A lambda that contains move-only variables is only accepted by the following variants:

• template <typename F> void use_func(F& func)
• template <typename F> void use_func(F&& func)

This indicates that especially the latter variant – the one accepting a universal reference – is the most versatile one since it is the only variant which accepts all different kinds of parameters: mutable lambdas, move-only lambdas, and – of course – ordinary lambdas.

## Which Variant Shall I Use?

As reasoned in the answers and comments of the StackOverflow question mentioned initially, the by value variant is probably the one that you should default to. It might allow the compiler to optimize the code better due to fewer indirections. Data can be passed very efficiently on the stack in many cases. The fact that the STL uses these kinds of lambda parameters reinforces these points. The only real downside is that the by value-variant does not really make sense for usage with move-only lambdas.

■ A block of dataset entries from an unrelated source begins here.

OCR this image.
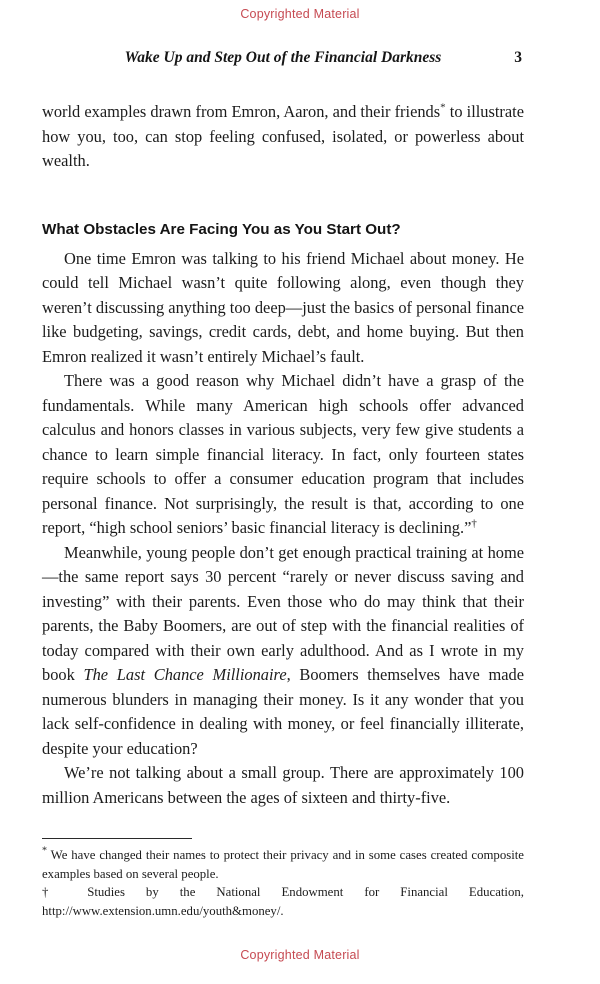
Copyrighted Material
Wake Up and Step Out of the Financial Darkness	3

world examples drawn from Emron, Aaron, and their friends* to illustrate how you, too, can stop feeling confused, isolated, or powerless about wealth.

What Obstacles Are Facing You as You Start Out?

One time Emron was talking to his friend Michael about money. He could tell Michael wasn’t quite following along, even though they weren’t discussing anything too deep—just the basics of personal finance like budgeting, savings, credit cards, debt, and home buying. But then Emron realized it wasn’t entirely Michael’s fault.

There was a good reason why Michael didn’t have a grasp of the fundamentals. While many American high schools offer advanced calculus and honors classes in various subjects, very few give students a chance to learn simple financial literacy. In fact, only fourteen states require schools to offer a consumer education program that includes personal finance. Not surprisingly, the result is that, according to one report, “high school seniors’ basic financial literacy is declining.”†

Meanwhile, young people don’t get enough practical training at home—the same report says 30 percent “rarely or never discuss saving and investing” with their parents. Even those who do may think that their parents, the Baby Boomers, are out of step with the financial realities of today compared with their own early adulthood. And as I wrote in my book The Last Chance Millionaire, Boomers themselves have made numerous blunders in managing their money. Is it any wonder that you lack self-confidence in dealing with money, or feel financially illiterate, despite your education?

We’re not talking about a small group. There are approximately 100 million Americans between the ages of sixteen and thirty-five.

* We have changed their names to protect their privacy and in some cases created composite examples based on several people.

† Studies by the National Endowment for Financial Education, http://www.extension.umn.edu/youth&money/.

Copyrighted Material
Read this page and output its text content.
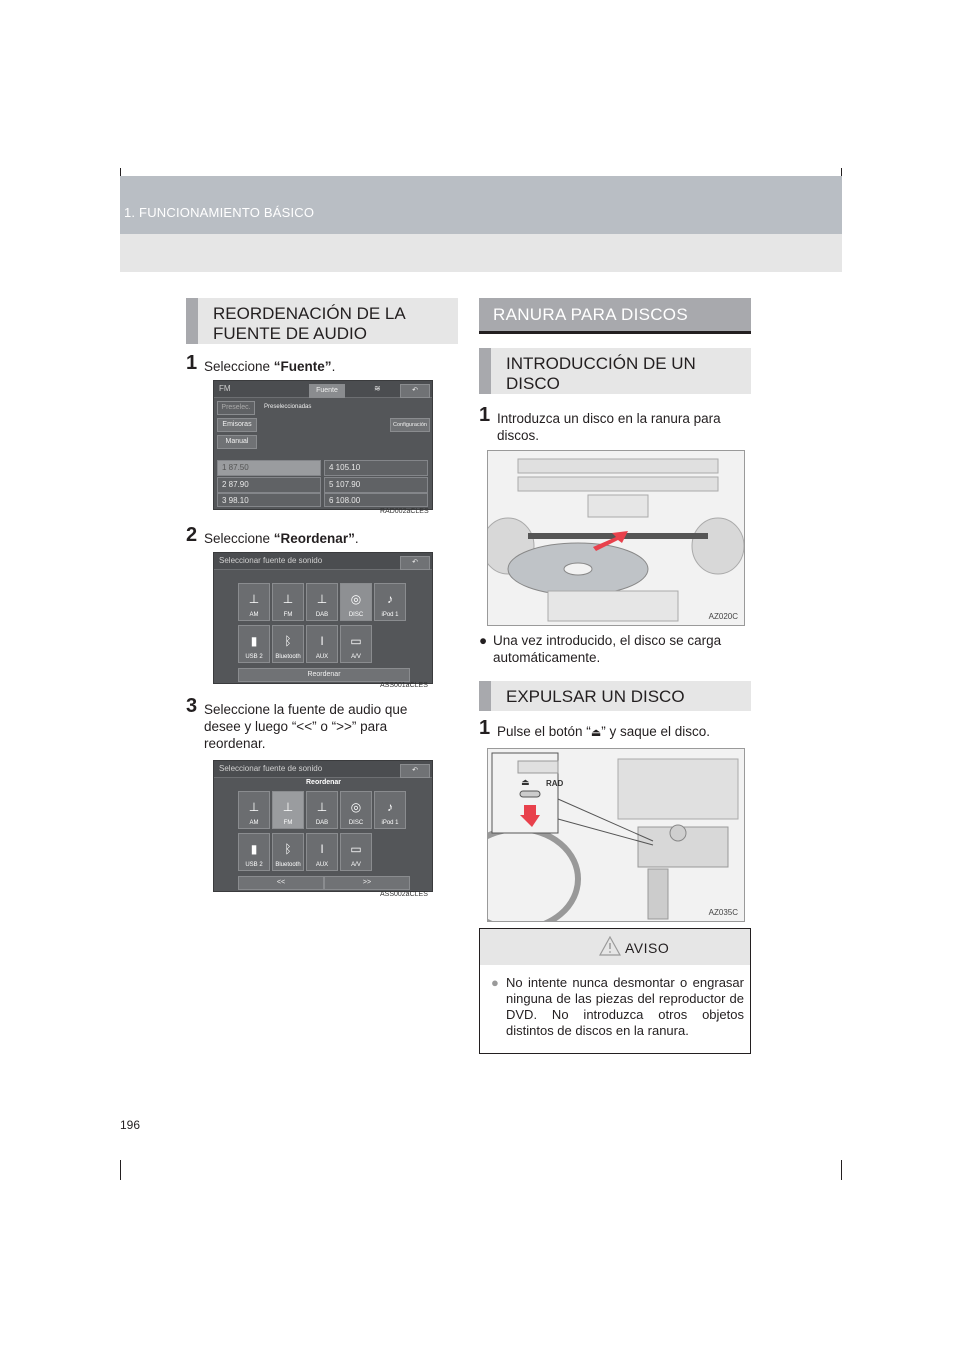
1. FUNCIONAMIENTO BÁSICO
REORDENACIÓN DE LA
FUENTE DE AUDIO
1 Seleccione “Fuente”.
FM	Fuente	≋	↶
Preselec.	Preseleccionadas
Emisoras	Configuración
Manual
1 87.50	4 105.10
2 87.90	5 107.90
3 98.10	6 108.00
RAD002aCLES
2 Seleccione “Reordenar”.
Seleccionar fuente de sonido	↶
⊥
AM
⊥
FM
⊥
DAB
◎
DISC
♪
iPod 1
▮
USB 2
ᛒ
Bluetooth
ǀ
AUX
▭
A/V
Reordenar
ASS001aCLES
3 Seleccione la fuente de audio que
desee y luego “<<” o “>>” para
reordenar.
Seleccionar fuente de sonido
Reordenar
↶
⊥
AM
⊥
FM
⊥
DAB
◎
DISC
♪
iPod 1
▮
USB 2
ᛒ
Bluetooth
ǀ
AUX
▭
A/V
<<	>>
ASS002aCLES
RANURA PARA DISCOS
INTRODUCCIÓN DE UN
DISCO
1 Introduzca un disco en la ranura para
discos.
AZ020C
● Una vez introducido, el disco se carga
automáticamente.
EXPULSAR UN DISCO
1 Pulse el botón “⏏” y saque el disco.
⏏ RAD
AZ035C
AVISO
● No intente nunca desmontar o engrasar ninguna de las piezas del reproductor de DVD. No introduzca otros objetos distintos de discos en la ranura.
196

The best alternative to accepting lambdas by value is accepting lambdas by universal reference. It has two advantages:

• Move-only lambdas can be used just fine.
• Lambdas that capture a lot of data, or that lambdas which capture variables which imply high copy costs (e.g. allocations), are handled more efficiently because the lambda (and its data) is not passed by value (therefore not leading to duplication of the lambda’s data), but only a reference to it is passed.